Kocam sorunlarımla ilgilendi, herhangi bir destekleyici ortak gibi. Zor anlarda konuşmama yardım etti ve koşulsuz sevgi gösterdi. Panik ortasında, bana sarılır ve konuşurdu. “Sen güvendesin bebeğim, ” dedi güvenle. Bana endişelenmenin tek bir şeyi değiştirmeyeceğini hatırlattı. Bazen benimle evde kalırdı, evden çıkmamı zorlaştırmanın ne kadar zor olduğunu anlardı.
En aptalca şeylerden saatlerce, bazen de günlerce endişelendim. Çok fazla ses, parlak ışıklar, hatta kocam geç saate kadar çalışanlar beni endişeli bir telaşa yolladı. Kocamın öldüğünü, çocuklarımın incindiğini ve bir sürü başka şeyin olduğunu vurguladım. Dua, yalnız zaman olduğu gibi yardımcı oldu, ama Tanrı'nın yardım aramam için beni yönlendirdiğini hissettim. Sonunda doktorumu görmek için randevu aldım.
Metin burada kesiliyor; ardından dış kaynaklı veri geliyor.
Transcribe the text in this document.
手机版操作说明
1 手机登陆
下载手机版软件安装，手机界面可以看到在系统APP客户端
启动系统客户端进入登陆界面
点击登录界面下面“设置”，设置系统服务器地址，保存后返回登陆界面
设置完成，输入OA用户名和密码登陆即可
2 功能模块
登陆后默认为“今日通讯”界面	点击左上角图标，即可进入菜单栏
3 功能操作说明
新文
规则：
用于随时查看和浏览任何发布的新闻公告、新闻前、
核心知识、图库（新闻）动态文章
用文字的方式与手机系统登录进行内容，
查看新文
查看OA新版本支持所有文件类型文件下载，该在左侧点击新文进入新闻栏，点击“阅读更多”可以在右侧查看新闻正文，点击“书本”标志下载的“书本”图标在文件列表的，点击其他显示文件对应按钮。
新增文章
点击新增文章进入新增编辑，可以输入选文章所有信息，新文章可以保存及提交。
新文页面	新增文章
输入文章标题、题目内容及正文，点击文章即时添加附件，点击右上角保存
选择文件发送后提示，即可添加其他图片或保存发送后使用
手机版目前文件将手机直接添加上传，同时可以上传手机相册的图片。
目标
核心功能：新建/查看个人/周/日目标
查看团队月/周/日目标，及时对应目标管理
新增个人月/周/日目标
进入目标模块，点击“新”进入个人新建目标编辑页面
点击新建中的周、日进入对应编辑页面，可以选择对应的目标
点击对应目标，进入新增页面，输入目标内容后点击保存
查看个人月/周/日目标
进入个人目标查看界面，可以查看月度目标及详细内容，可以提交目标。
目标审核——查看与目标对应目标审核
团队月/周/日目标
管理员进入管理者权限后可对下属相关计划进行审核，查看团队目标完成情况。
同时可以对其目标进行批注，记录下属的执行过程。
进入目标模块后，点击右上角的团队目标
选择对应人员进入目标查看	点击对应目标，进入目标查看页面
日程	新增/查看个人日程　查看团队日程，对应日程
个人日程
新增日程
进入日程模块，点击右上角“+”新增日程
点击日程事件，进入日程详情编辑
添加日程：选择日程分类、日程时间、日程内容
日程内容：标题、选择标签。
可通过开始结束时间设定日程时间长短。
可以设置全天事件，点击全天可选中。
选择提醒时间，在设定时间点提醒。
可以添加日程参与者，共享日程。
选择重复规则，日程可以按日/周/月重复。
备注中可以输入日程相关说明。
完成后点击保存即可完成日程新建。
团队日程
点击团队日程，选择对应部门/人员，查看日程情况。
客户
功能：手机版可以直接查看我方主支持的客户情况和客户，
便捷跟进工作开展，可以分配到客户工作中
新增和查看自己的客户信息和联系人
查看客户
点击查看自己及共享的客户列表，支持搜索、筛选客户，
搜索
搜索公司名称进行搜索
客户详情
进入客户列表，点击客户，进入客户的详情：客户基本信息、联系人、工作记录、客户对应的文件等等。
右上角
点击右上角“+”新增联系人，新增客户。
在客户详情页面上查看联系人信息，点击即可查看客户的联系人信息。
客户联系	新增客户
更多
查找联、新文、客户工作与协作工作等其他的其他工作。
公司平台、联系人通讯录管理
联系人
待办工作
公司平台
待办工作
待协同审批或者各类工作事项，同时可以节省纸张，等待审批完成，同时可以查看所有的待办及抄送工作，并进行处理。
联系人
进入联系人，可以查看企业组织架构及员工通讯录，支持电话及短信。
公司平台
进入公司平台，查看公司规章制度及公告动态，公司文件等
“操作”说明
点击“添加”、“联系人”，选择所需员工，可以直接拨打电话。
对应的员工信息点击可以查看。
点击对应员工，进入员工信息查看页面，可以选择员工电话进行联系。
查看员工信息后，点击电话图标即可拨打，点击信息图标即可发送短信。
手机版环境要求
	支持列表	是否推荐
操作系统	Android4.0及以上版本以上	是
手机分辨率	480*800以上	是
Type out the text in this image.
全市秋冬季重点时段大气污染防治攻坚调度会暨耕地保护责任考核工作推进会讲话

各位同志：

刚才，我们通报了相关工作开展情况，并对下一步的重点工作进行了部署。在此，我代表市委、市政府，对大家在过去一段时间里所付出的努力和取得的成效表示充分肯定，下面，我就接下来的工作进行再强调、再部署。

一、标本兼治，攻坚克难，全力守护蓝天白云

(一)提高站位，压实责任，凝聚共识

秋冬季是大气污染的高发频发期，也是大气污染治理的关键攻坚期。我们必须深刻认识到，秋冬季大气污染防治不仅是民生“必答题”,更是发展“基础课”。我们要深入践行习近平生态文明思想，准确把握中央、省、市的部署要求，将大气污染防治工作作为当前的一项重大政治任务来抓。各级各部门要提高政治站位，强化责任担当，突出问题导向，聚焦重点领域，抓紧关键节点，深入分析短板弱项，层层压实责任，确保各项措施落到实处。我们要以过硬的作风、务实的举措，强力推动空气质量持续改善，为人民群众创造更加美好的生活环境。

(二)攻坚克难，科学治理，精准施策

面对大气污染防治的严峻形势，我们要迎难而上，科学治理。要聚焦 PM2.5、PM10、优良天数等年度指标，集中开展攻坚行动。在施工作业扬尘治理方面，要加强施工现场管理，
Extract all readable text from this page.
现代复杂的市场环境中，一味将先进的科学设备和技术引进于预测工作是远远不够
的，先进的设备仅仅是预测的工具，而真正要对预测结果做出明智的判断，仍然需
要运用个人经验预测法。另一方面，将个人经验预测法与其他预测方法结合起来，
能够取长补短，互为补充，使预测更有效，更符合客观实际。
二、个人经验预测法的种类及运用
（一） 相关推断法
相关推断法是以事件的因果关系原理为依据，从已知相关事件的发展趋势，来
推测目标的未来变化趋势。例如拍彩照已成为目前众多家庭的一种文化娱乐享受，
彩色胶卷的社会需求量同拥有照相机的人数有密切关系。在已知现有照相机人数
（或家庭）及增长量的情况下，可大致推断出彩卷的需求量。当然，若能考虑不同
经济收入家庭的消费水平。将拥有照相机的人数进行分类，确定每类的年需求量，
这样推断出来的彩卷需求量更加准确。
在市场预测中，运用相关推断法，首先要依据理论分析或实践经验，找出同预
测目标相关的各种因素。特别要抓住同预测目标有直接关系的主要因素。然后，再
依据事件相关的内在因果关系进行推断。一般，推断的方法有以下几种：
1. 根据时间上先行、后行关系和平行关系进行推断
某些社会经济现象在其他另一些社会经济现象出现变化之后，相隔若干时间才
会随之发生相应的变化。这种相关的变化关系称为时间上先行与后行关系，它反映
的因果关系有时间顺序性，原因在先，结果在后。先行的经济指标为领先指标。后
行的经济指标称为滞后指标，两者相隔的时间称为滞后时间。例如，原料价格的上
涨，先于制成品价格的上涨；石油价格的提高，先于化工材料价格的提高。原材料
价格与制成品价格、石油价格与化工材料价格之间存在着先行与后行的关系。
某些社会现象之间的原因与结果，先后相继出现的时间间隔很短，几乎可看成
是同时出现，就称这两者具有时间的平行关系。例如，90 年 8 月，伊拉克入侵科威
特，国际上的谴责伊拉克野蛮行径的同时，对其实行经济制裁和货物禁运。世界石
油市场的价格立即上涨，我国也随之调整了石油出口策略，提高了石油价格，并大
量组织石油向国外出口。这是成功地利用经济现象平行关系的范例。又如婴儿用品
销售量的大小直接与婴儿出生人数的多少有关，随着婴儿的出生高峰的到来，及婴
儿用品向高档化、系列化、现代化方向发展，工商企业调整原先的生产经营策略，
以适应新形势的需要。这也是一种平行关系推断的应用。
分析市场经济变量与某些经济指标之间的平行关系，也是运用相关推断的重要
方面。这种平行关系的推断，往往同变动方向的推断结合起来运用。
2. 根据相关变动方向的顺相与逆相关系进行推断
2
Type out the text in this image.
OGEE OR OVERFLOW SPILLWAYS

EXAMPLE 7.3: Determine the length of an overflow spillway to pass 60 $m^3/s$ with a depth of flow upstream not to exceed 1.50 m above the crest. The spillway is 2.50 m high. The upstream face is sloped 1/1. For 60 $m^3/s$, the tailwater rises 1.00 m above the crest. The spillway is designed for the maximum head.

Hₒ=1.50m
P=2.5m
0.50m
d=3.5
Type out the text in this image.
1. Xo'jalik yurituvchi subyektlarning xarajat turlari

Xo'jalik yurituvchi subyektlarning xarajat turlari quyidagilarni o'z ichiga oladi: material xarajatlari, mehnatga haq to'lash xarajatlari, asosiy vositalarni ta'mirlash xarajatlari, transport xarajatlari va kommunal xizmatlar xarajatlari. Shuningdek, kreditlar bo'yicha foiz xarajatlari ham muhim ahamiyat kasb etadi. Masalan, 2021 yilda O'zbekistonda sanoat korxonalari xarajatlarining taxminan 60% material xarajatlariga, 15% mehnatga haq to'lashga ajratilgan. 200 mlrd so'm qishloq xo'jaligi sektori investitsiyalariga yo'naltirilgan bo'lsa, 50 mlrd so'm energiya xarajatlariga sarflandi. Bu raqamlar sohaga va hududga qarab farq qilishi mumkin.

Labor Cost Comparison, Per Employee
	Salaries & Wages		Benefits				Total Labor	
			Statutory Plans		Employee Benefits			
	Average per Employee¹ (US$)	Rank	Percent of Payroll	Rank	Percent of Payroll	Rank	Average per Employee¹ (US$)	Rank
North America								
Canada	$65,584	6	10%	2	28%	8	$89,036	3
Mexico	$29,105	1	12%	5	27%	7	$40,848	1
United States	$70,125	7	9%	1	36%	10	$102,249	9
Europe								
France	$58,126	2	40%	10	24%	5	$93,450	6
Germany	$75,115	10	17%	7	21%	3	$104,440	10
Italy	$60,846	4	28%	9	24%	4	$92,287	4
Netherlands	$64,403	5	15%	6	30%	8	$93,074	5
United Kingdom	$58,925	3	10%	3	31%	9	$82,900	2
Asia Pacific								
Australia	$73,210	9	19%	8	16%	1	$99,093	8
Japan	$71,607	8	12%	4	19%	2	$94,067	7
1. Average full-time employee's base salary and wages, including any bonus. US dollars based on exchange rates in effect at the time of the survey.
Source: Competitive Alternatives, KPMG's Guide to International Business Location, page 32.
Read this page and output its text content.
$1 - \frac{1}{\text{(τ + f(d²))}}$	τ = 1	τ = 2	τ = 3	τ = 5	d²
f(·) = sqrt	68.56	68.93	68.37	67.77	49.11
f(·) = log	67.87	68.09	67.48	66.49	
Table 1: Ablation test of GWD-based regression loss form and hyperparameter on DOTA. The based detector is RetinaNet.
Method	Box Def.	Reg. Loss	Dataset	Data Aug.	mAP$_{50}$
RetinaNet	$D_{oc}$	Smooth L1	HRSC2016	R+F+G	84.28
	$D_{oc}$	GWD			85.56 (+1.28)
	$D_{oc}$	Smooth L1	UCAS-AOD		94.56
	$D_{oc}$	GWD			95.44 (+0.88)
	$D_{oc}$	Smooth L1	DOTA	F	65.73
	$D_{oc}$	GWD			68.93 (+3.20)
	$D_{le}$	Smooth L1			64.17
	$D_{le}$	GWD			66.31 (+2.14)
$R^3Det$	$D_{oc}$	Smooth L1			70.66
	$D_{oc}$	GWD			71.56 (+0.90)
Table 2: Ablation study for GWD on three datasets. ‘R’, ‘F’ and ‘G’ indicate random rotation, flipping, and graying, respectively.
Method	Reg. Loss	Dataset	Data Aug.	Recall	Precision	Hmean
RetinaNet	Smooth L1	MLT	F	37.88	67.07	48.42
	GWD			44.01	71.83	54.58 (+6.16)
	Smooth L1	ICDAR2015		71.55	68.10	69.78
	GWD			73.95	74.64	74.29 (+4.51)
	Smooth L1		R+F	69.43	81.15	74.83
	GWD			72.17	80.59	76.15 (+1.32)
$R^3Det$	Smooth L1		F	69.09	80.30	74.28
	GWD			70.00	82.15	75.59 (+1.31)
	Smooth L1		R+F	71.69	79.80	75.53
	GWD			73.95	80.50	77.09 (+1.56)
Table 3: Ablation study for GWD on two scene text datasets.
Kocam "kaygı " kelimesini bu kadar kibarca söyledikten sonra savunmaya başladım . Sonuçta, bir gün oturdum ve Googled "kaygı belirtileri" bir gün ve orada bilgisayar ekranında bana geri yansıtan bir ayna gibiydi. Karşılaştığım tüm mücadeleler, hissettiğim duygular ve düzenli olarak yaşadığım duygular bana geri döndü, kurşun noktaları olarak listeleniyordu. Her şey aniden anlaşıldı.
Savaşacağımı bile bilmediğim, ömür boyu süren bir savaşla savaşıyordum. Yalnız olduğumu sanıyordum. Bende yanlış olan bir şey olduğunu düşünmüştüm. Bu dünya için çok kırılgan olduğumu düşündüm.
Belirtilerimi tarif ettiğim gibi doktorum onaylayarak başını salladı. Bana çeşitli şeylerin yardımcı olabileceğini söyledi, ama gerçekte kaygılı olmakla uğraştığımı söyledi. 31 yaşındayken nihayet bir cevabı aldım. Denemek, egzersiz yapmak, sağlıklı yemek ve kafeini kesmek gibi doğal şeyler önerdi. Ayrıca bana yardımcı olmak için günlük, düşük dozda bir antidepresan reçete etti.
Teşhisten sonra kaygım yavaşça düzeldi. Hala dünyanın omuzlarımda oturuyormuş gibi hissettiği anlarım var, ama çoğunlukla, çok daha iyi. Bir ay ilacı aldığımda kocam daha sakin göründüğümü fark etti. Dürüst olmak gerekirse, daha sakin hissettim. Hayatın kaosuyla uğraşmak, evlenmek ve üç çocuk yetiştirmek biraz daha kolaydı. Disiplin ile uğraşırken sigortam daha uzun sürdü, ruh hallerimdeki inişler ve çıkışlar birbirine daha yakındı ve dünyayla yüzleşmek için daha donanımlı hissettim. Tabii ki hala panik ya da endişe anlarıyla uğraşıyorum, ancak neye karşı olduğumu bilmek işimi kolaylaştırdı. Artık herkesten ve her şeyden kaçınmak yerine, tanımlayabilir ve tetikleyicilerimden kaçınabilirim.
Endişem var ama ben öyle biri değilim. Anksiyete, muhtemelen her zaman mücadele edeceğim bir şeydir, ama bunun bir şekilde beni serbest bıraktığını bilmek. Savaşacağımı bile bilmediğim, ömür boyu süren bir savaşla savaşıyordum. Yalnız olduğumu sanıyordum. Bende yanlış olan bir şey olduğunu düşünmüştüm. Bu dünya için çok kırılgan olduğumu düşündüm. Dünya her zaman beni çok etkiledi ve hâlâ çekiyor, ama üstesinden gelmeme izin vermeyi reddediyorum. Kaygı duyduğumu bilmiyordum ama şimdi yaptığım için her gün savaşıyorum. Ayrıldığımda kendime karşı sabırlı davranıyorum, geri döndüğümde gurur duyuyorum ve sonunda korkularımla yüzleşebiliyorum. Evet, endişe duyuyorum ama kükrememi duy.